You focus on the job at hand, because there’s nothing there to distract you. You put a stop sign up on the edge of your desk, it just says “STOP” so when an agent walks by and sees the word stop, they don’t stop and bother you. Or, you put your headset on and you turn away from the aisle where an agent could walk up and distract you.
The second word is discipline. The ability to be disciplined to do your job.
Let’s be honest, discipline is hard. I asked these people if they work five days or six, they all said they work five. If you could be focused on your schedule from the time you arrive until noon, three days out of five, what would happen to your production? They all smiled and said, “it would go up.”

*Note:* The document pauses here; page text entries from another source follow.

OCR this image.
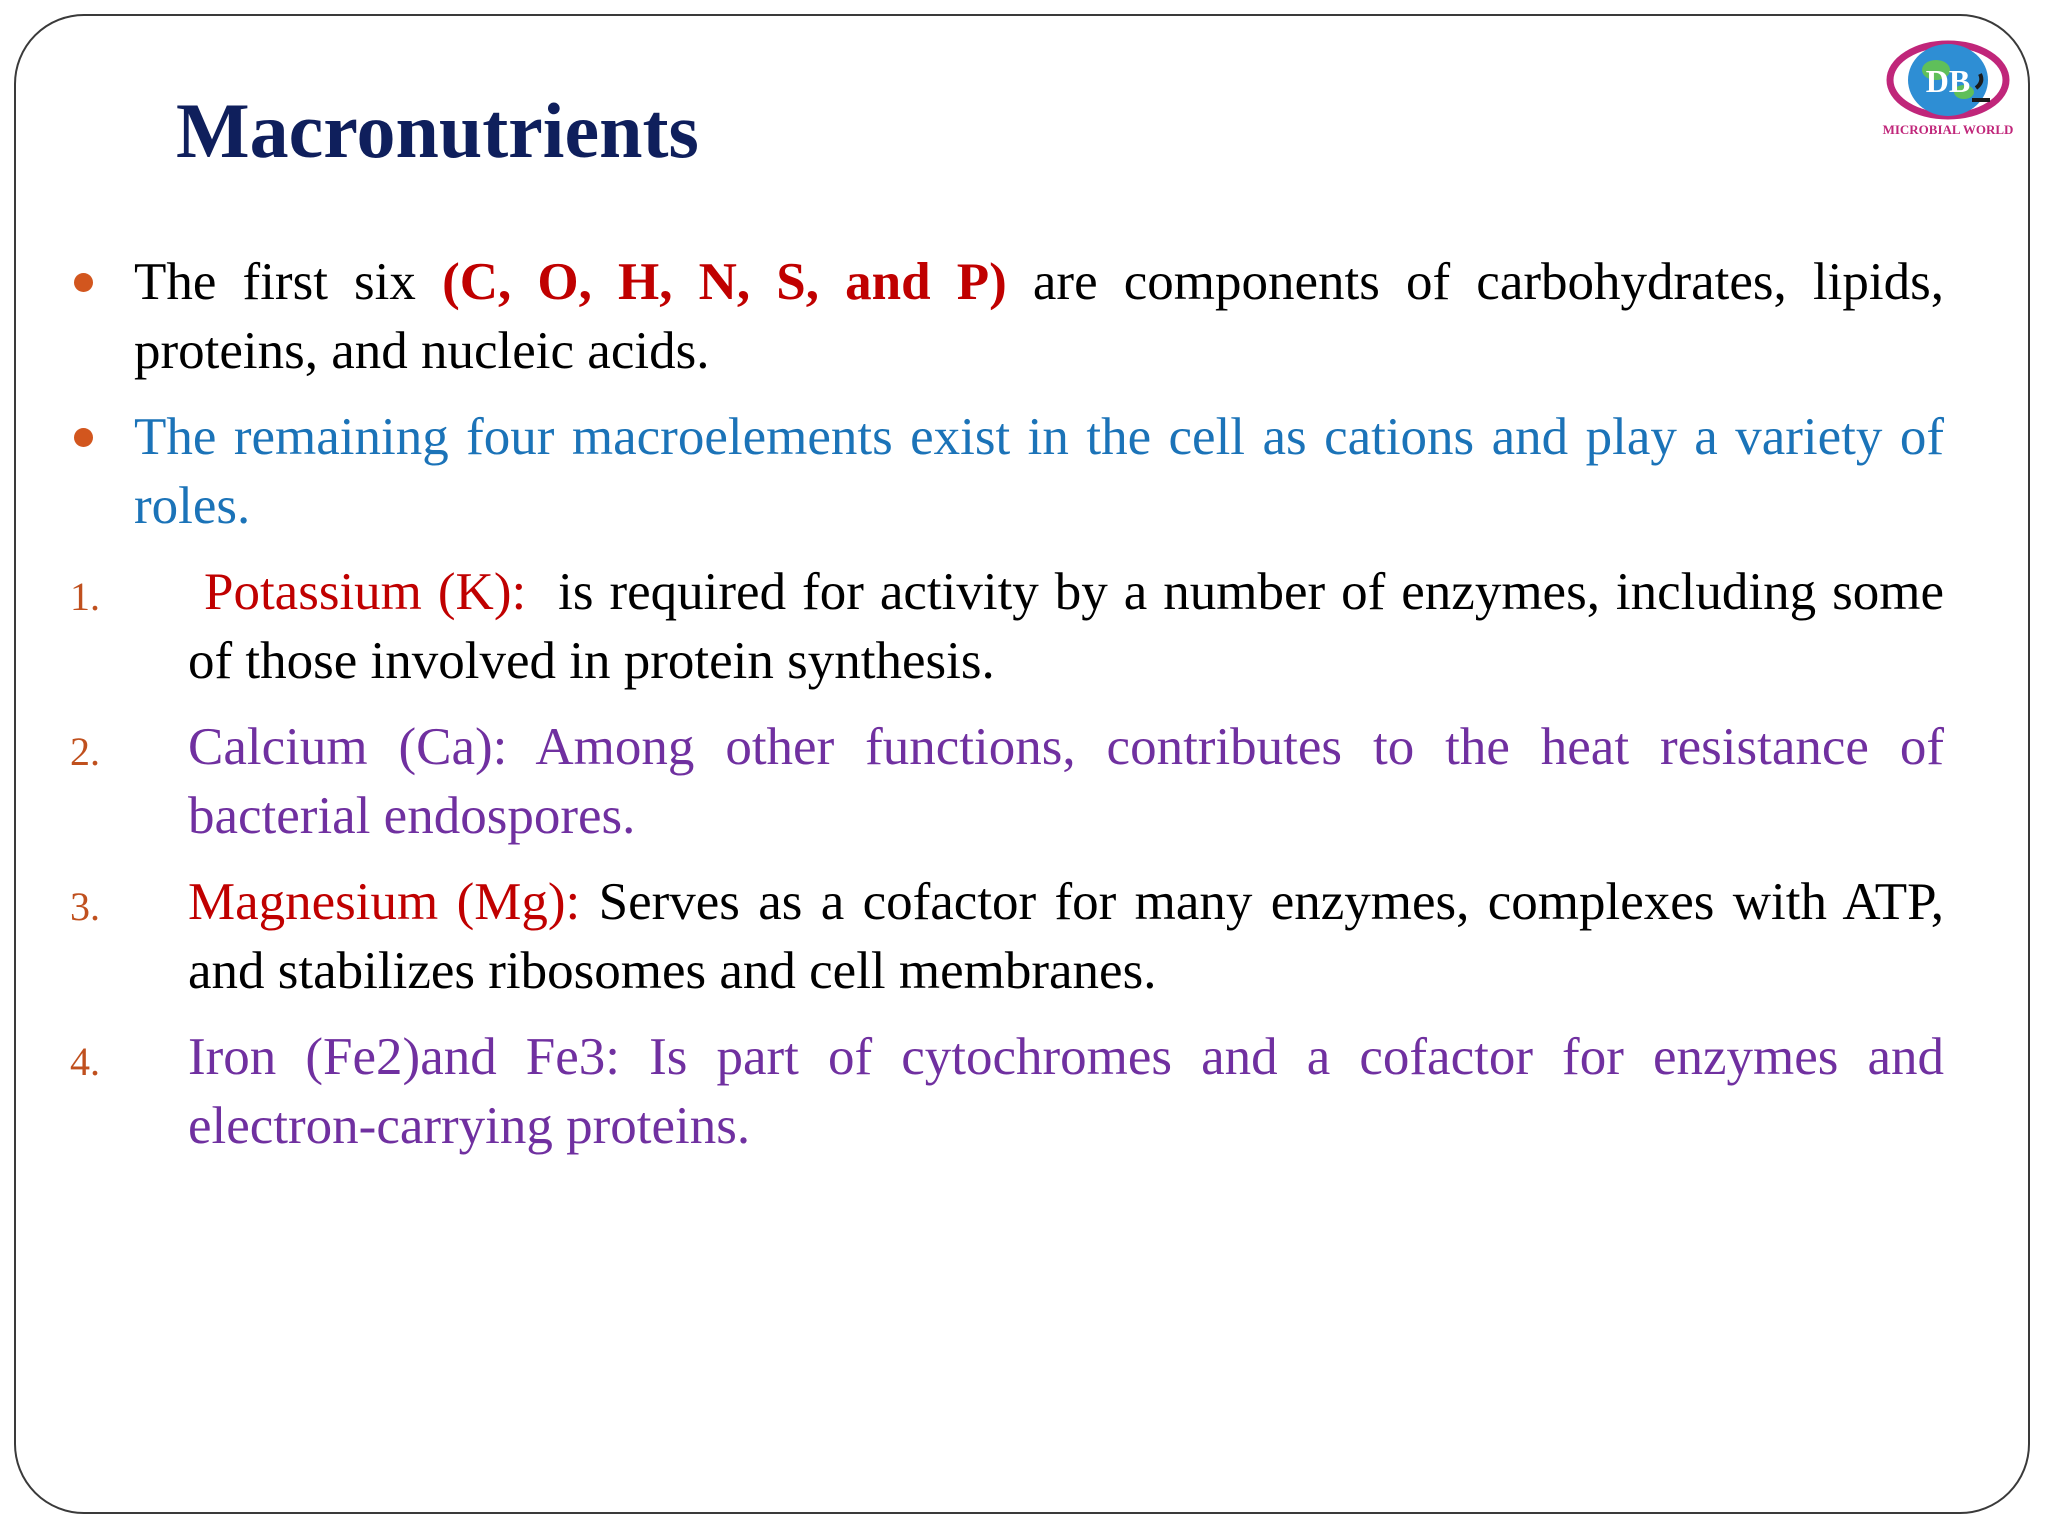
Macronutrients
DB
MICROBIAL WORLD
The first six (C, O, H, N, S, and P) are components of carbohydrates, lipids, proteins, and nucleic acids.
The remaining four macroelements exist in the cell as cations and play a variety of roles.
1. Potassium (K):  is required for activity by a number of enzymes, including some of those involved in protein synthesis.
2. Calcium (Ca): Among other functions, contributes to the heat resistance of bacterial endospores.
3. Magnesium (Mg): Serves as a cofactor for many enzymes, complexes with ATP, and stabilizes ribosomes and cell membranes.
4. Iron (Fe2)and Fe3: Is part of cytochromes and a cofactor for enzymes and electron-carrying proteins.
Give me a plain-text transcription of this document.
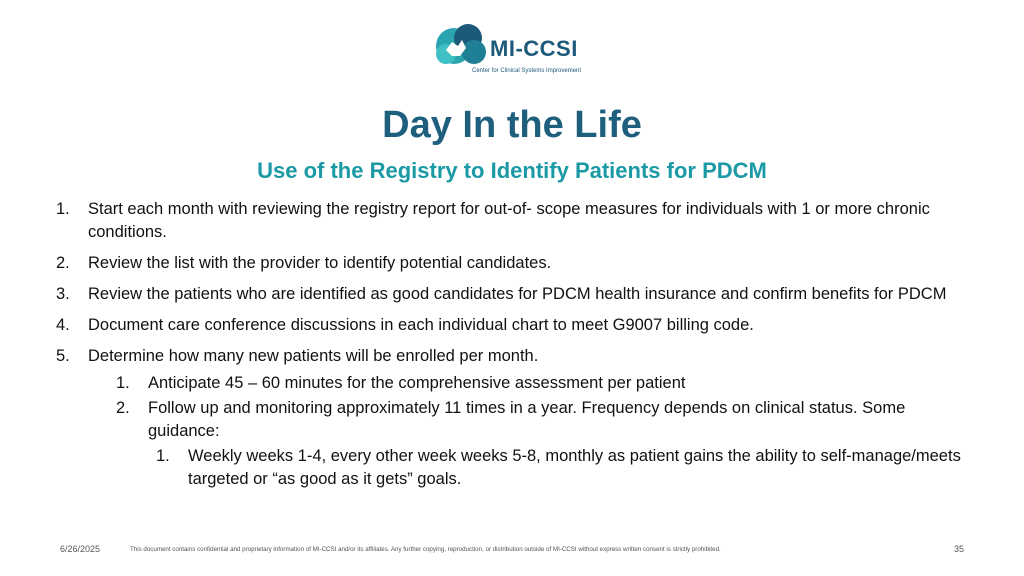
MI-CCSI
Center for Clinical Systems Improvement
Day In the Life
Use of the Registry to Identify Patients for PDCM
1. Start each month with reviewing the registry report for out-of- scope measures for individuals with 1 or more chronic conditions.
2. Review the list with the provider to identify potential candidates.
3. Review the patients who are identified as good candidates for PDCM health insurance and confirm benefits for PDCM
4. Document care conference discussions in each individual chart to meet G9007 billing code.
5. Determine how many new patients will be enrolled per month.
1. Anticipate 45 – 60 minutes for the comprehensive assessment per patient
2. Follow up and monitoring approximately 11 times in a year. Frequency depends on clinical status. Some guidance:
1. Weekly weeks 1-4, every other week weeks 5-8, monthly as patient gains the ability to self-manage/meets targeted or “as good as it gets” goals.
6/26/2025	This document contains confidential and proprietary information of MI-CCSI and/or its affiliates. Any further copying, reproduction, or distribution outside of MI-CCSI without express written consent is strictly prohibited.	35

What if you had the discipline to follow your schedule from the time you arrive until noon four days out of five, what would happen? They said their production would be even bigger. I asked them if they’d like it to be bigger. They said yes!
Take the word “focus” and put it on a 3×5 card, and on the back of the card write the word “discipline” and put a copy in your pocket, purse, wallet, tape one to your computer that is turned off, on the mirror. Once we drive those two words deeply into our subconscious mind, we’re going to start becoming more focused on the schedule and we’ll be more disciplined to accomplish what’s on the schedule.
I think I probably overwhelmed them in about ten minutes, and I may have overwhelmed some of you. The advantage you have is that you can watch this message twice or three times a day for the next seven days.
The name of the game is time management
After doing the fun work that I do with all of you for 43+ years, still today, the number one problem for the average real estate person is time management and that is because, of course, we are independent contractors.
As long as we’re independent contractors and don’t think like an employee or don’t have strong goals to force us to work every day and the discipline and focus to follow a schedule, as long as we don’t have that, time management will always be a problem.
Even the best agents in the world, they still will tell me they need to always be working on their time management.
Remove the distractions.
Look at your work environment, how many distractions do you have that are inviting you not to participate in your schedule? Master your schedule, master your business, master your production, and you’ll master your life.